The impact of surgery resident training on the duration of tibial plateau leveling osteotomy surgery

Atsushi Niida, Po-Yen Chou, Barbro Filliquist, Denis J Marcellin-Little, Amy S Kapatkin, Philip H Kass
Vet Surg. 2024 May 19. doi: 10.1111/vsu.14113.

Objective: To investigate the impact of surgery resident training on surgery duration in tibial plateau leveling osteotomy (TPLO) and evaluate whether surgery duration differs with each year of residency training.

Study design: Retrospective medical record review.

Animals: A total of 256 client-owned dogs underwent TPLO.

Methods: Records of dogs that underwent TPLO between August 2019 and August 2022 were reviewed.

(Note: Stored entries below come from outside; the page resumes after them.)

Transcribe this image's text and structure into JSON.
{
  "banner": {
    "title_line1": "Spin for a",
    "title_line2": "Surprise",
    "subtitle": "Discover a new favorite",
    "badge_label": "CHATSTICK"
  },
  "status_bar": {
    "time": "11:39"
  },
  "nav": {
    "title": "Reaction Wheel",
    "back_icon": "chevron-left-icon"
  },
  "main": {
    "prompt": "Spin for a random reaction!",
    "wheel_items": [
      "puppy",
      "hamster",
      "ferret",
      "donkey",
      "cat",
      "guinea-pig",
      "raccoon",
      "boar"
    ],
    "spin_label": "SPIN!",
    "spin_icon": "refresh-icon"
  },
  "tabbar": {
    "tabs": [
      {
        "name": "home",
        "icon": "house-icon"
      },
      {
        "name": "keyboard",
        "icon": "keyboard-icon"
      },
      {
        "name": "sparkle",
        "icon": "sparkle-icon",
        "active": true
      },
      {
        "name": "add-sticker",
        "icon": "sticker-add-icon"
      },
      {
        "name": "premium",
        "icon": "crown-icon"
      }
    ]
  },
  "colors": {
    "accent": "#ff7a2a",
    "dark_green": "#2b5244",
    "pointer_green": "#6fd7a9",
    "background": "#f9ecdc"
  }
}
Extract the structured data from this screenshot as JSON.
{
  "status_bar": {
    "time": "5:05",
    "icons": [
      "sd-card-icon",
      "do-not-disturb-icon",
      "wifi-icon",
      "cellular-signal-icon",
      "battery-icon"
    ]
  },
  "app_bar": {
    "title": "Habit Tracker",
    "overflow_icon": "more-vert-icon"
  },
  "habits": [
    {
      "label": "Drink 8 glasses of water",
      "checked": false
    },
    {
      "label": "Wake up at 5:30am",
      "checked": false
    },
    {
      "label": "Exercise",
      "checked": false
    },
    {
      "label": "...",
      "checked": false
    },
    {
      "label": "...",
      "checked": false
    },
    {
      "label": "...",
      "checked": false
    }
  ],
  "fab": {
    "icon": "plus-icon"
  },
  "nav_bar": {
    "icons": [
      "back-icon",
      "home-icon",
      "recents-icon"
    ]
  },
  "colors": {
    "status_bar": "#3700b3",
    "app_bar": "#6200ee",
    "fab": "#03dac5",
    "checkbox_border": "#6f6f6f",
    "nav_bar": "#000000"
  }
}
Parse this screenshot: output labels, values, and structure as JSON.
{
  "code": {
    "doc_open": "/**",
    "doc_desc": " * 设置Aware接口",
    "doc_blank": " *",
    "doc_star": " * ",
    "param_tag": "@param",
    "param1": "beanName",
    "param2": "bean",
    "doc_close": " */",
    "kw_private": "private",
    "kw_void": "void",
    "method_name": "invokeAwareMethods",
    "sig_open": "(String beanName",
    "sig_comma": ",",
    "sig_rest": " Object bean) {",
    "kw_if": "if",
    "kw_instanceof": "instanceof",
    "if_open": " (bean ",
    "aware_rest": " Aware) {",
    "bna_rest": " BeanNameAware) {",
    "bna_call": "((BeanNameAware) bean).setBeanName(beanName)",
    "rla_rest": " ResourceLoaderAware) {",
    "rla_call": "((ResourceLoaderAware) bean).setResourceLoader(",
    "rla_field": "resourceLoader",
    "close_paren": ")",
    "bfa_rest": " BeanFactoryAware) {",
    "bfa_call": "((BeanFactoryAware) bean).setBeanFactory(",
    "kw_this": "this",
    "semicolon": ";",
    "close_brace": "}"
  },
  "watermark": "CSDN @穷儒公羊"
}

The effects of the surgeon (faculty/resident) and the procedure (arthrotomy/arthroscopy) on TPLO surgery duration were examined with an analysis of variance, and geometric least squares means (GLSM) were compared. A linear mixed effects model (LMM) was fitted to quantify fixed and random effects.

Results: Four faculty surgeons performed 74 (29%) TPLOs, while 10 residents performed 182 (71%) TPLOs under the direct supervision of a faculty surgeon. All TPLOs were conducted with arthrotomy (109; 43%) or arthroscopy (147; 57%). Overall, residents (GLSM, 153 min) required 54% more surgery duration than faculty surgeons (GLSM, 99 min). Surgery duration among first-year residents (GLSM, 170 min) was 15% longer than second- (GLSM, 148 min) and third-year (GLSM, 147 min) residents, whereas the duration did not differ statistically between second- and third-year residents. Arthroscopy, meniscal tear treatment, surgery on the right stifle, and increasing patient weight were also associated with longer surgery duration.

Conclusion: The duration of TPLO surgery significantly decreased after the first year of residency, but did not decrease afterward.

Clinical significance: The results will aid with resource allocation, curricula planning, and cost management associated with resident training.